A Missing Information Loss function for implicit feedback datasets
This addresses a common bias in recommender systems for large product catalogues, though it is an incremental improvement over existing methods.
The paper tackles the problem of latent factor models for recommender systems with implicit feedback incorrectly treating missing user-item interactions as negative feedback, which leads to zero preference recommendations for most items. The proposed Missing Information Loss (MIL) function forbids this treatment, achieving competitive ranking performance while reducing popular item recommendations by up to 20% and increasing long-tail recommendations by up to 50%.

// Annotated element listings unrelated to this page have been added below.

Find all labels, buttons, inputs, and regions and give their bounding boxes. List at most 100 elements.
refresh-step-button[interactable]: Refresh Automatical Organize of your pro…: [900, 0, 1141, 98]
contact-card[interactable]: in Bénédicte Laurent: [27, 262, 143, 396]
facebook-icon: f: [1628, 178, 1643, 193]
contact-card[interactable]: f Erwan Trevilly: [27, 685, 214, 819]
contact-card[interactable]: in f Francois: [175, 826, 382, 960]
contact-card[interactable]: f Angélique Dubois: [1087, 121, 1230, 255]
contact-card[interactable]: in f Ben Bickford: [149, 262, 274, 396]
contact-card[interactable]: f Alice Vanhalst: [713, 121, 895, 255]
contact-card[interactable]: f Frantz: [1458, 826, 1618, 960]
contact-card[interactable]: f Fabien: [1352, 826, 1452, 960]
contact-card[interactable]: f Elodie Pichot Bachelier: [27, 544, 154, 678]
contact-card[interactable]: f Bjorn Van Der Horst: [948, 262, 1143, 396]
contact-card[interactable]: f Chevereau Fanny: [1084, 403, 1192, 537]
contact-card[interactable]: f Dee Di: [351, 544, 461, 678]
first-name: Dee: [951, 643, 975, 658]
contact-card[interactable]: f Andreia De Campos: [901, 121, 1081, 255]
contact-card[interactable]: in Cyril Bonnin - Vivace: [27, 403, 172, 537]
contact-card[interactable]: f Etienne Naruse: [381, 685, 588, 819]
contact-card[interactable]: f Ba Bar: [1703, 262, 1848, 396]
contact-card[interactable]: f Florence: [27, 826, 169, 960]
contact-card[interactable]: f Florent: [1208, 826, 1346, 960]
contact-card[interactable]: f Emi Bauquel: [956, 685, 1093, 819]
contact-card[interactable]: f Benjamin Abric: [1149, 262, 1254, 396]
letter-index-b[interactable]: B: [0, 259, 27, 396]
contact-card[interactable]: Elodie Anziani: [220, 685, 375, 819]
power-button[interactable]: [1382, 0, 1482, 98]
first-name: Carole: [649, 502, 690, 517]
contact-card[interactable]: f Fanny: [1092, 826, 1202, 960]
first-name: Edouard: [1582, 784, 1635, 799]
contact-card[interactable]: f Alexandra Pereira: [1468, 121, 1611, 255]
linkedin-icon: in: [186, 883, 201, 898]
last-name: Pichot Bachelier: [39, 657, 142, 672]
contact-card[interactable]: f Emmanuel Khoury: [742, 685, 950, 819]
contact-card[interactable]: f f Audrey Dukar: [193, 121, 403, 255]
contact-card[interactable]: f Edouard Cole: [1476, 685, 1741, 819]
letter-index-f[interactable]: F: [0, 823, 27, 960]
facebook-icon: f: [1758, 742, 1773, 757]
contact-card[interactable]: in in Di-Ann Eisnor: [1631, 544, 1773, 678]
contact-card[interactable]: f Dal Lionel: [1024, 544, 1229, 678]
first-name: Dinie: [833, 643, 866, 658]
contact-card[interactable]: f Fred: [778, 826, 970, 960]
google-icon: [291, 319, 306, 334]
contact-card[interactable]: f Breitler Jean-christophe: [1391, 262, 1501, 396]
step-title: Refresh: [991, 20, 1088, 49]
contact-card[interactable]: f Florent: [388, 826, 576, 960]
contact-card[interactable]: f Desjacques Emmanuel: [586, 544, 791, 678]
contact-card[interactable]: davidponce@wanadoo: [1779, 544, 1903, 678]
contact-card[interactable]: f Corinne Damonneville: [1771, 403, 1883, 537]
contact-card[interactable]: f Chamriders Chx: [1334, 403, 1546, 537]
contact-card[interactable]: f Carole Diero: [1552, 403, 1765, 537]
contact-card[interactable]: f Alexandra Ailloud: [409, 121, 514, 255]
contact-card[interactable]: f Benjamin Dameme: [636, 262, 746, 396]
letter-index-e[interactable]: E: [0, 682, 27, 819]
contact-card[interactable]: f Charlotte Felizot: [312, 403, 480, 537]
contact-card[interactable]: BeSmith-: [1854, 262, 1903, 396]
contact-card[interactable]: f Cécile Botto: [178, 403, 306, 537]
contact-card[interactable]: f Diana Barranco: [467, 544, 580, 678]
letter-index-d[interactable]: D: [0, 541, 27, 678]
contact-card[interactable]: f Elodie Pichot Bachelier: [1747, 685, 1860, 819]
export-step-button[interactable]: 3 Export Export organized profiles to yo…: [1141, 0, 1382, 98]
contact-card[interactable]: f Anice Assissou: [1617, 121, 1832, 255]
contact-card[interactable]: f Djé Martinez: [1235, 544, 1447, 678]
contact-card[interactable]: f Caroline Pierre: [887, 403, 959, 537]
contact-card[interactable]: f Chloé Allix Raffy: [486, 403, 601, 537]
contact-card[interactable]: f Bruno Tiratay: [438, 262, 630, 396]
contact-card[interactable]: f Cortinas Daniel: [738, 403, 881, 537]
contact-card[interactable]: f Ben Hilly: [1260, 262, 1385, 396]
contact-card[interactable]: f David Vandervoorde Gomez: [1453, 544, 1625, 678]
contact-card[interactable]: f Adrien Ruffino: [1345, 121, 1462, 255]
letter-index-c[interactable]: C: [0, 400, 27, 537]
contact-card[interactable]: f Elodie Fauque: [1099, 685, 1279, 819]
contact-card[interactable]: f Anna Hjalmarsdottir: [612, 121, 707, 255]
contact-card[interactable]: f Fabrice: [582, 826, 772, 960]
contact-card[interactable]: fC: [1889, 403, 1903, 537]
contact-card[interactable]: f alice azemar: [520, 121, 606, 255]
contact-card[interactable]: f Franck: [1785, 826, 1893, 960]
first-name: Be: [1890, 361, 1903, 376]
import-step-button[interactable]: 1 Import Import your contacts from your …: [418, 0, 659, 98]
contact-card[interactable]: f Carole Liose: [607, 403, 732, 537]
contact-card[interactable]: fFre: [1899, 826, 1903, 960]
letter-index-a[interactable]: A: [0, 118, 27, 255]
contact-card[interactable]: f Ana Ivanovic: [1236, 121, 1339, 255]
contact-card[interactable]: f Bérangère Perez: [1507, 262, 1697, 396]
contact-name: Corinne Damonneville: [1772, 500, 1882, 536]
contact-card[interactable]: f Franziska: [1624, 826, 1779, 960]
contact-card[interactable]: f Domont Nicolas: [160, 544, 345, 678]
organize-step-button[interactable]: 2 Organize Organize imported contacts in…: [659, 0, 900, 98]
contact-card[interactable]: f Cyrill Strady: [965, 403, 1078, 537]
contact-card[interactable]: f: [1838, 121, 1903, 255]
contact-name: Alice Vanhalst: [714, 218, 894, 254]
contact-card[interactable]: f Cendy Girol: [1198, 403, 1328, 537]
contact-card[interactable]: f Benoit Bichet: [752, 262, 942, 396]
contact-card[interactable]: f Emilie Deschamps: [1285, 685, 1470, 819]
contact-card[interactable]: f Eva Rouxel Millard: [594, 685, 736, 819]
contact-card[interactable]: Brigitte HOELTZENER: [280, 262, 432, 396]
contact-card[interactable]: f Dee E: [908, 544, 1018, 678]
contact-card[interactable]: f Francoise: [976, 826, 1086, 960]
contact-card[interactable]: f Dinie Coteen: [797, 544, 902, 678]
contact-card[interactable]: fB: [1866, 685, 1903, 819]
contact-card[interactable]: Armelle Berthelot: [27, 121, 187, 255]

Latent factor models for Recommender Systems with implicit feedback typically treat unobserved user-item interactions (i.e. missing information) as negative feedback. This is frequently done either through negative sampling (point--wise loss) or with a ranking loss function (pair-- or list--wise estimation). Since a zero preference recommendation is a valid solution for most common objective functions, regarding unknown values as actual zeros results in users having a zero preference recommendation for most of the available items. In this paper we propose a novel objective function, the \emph{Missing Information Loss} (MIL), that explicitly forbids treating unobserved user-item interactions as positive or negative feedback. We apply this loss to both traditional Matrix Factorization and user--based Denoising Autoencoder, and compare it with other established objective functions such as cross-entropy (both point- and pair-wise) or the recently proposed multinomial log-likelihood. MIL achieves competitive performance in ranking-aware metrics when applied to three datasets. Furthermore, we show that such a relevance in the recommendation is obtained while displaying popular items less frequently (up to a $20 \%$ decrease with respect to the best competing method). This debiasing from the recommendation of popular items favours the appearance of infrequent items (up to a $50 \%$ increase of long-tail recommendations), a valuable feature for Recommender Systems with a large catalogue of products.